November 23rd: Slow & Steady

Before I go any further, I want to acknowledge that I missed a day- already! And though I could formulate a million reasons why, the truth is…I just plain forgot. Lately, I’ve been writing in a willy-nilly fashion, sometimes in the morning, sometimes at night. I guess I thought I wrote something yesterday, but I did not. My friend Peter checked in on me to make sure I was okay (he thought I must be dead, I guess, since I didn’t write.) When he found out I was okay, he suggested that I write a piece about time travel, and I guess try to convince you all that I was writing from yesterday? I figured just admitting I forgot would suffice. But thanks, Peter! 😊

Okay, now, back to the other stuff.

So, today, I was given the rare gift of calm- a quality I know almost nothing about in any quantity at all. Sure, I have moments of it here and there, but today, almost all day, I have been utterly…calm.
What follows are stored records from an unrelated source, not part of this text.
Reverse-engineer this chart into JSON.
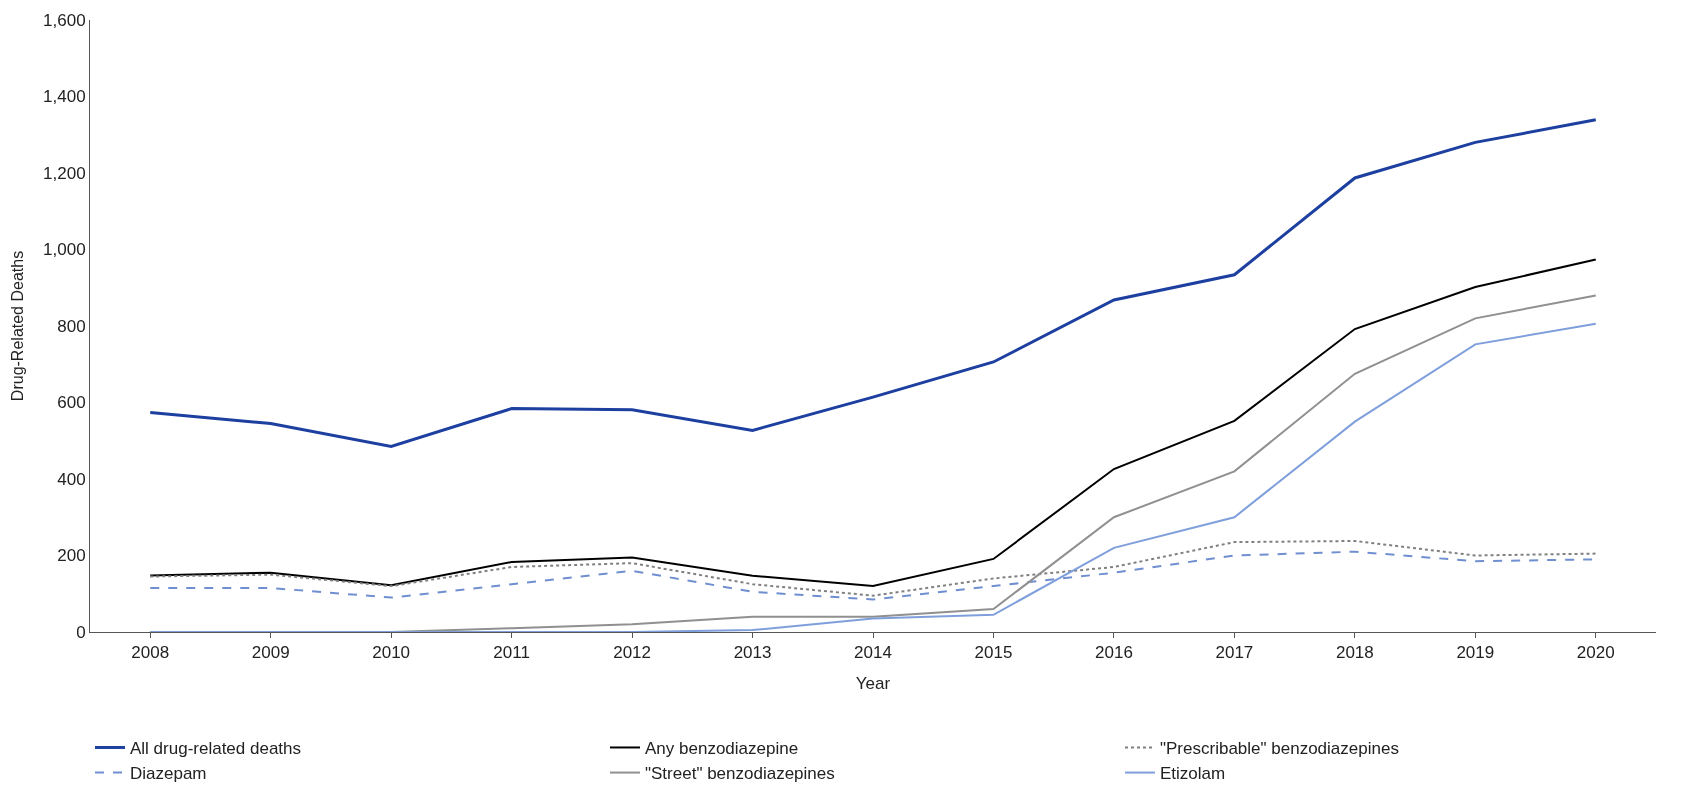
{
  "chart_data": {
    "type": "line",
    "xlabel": "Year",
    "ylabel": "Drug-Related Deaths",
    "categories": [
      "2008",
      "2009",
      "2010",
      "2011",
      "2012",
      "2013",
      "2014",
      "2015",
      "2016",
      "2017",
      "2018",
      "2019",
      "2020"
    ],
    "ylim": [
      0,
      1600
    ],
    "yticks": [
      0,
      200,
      400,
      600,
      800,
      {
        "value": 1000,
        "label": "1,000"
      },
      {
        "value": 1200,
        "label": "1,200"
      },
      {
        "value": 1400,
        "label": "1,400"
      },
      {
        "value": 1600,
        "label": "1,600"
      }
    ],
    "legend": "bottom",
    "marker": "none",
    "series": [
      {
        "name": "All drug-related deaths",
        "color": "#1c3fa0",
        "line_style": "solid",
        "values": [
          574,
          545,
          485,
          584,
          581,
          527,
          614,
          706,
          868,
          934,
          1187,
          1280,
          1339
        ]
      },
      {
        "name": "Any benzodiazepine",
        "color": "#000000",
        "line_style": "solid",
        "values": [
          148,
          155,
          122,
          183,
          195,
          147,
          120,
          191,
          426,
          552,
          792,
          902,
          974
        ]
      },
      {
        "name": "\"Prescribable\" benzodiazepines",
        "color": "#808080",
        "line_style": "dotted",
        "values": [
          145,
          150,
          120,
          170,
          180,
          125,
          95,
          140,
          170,
          235,
          238,
          200,
          205
        ]
      },
      {
        "name": "Diazepam",
        "color": "#6f8fd0",
        "line_style": "dashed",
        "values": [
          115,
          115,
          90,
          125,
          160,
          105,
          85,
          120,
          155,
          200,
          210,
          185,
          190
        ]
      },
      {
        "name": "\"Street\" benzodiazepines",
        "color": "#909090",
        "line_style": "solid",
        "values": [
          0,
          0,
          0,
          10,
          20,
          40,
          40,
          60,
          300,
          420,
          675,
          820,
          880
        ]
      },
      {
        "name": "Etizolam",
        "color": "#7f9fdc",
        "line_style": "solid",
        "values": [
          0,
          0,
          0,
          0,
          0,
          5,
          35,
          45,
          220,
          300,
          550,
          752,
          806
        ]
      }
    ]
  }
}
I did not feel the pervasive drive to go, go, go that I normally do, but I wasn’t just sitting around procrastinating and feeling miserable, either. I actually got a LOT done, but all of the crazy pressure I normally put on myself was absent. It was great. I don’t have a clue why I felt this way or where it came from, but boy am I grateful.

And now that I know what that feels like, it will be easier for me to recreate it, you know? Looking around at my spotless (well, almost) living room, listening to the dishwasher do its thing off in the kitchen, and knowing that I did all the things I did today with not a bit of my frantic attitude ruining it. What a breakthrough!

Reminds me of that old story about the fox and the hare…well, not really. I can’t exactly remember that story fully. But I do remember the saying “Slow and steady wins the race.”

There might be something to that after all.

My hope for you, if you are reading this, is that you are given the gift of discovering something new about yourself. If you are, like me, a relentlessly driven mad-person, then I hope you wake up tomorrow and suddenly find yourself calm. If you are grouchy, may you wake up happy and joyful. If you are lazy and unmotivated, may you wake up energetic and ready to go. All of those things really are inside of each of us. Sometimes they just need to be discovered.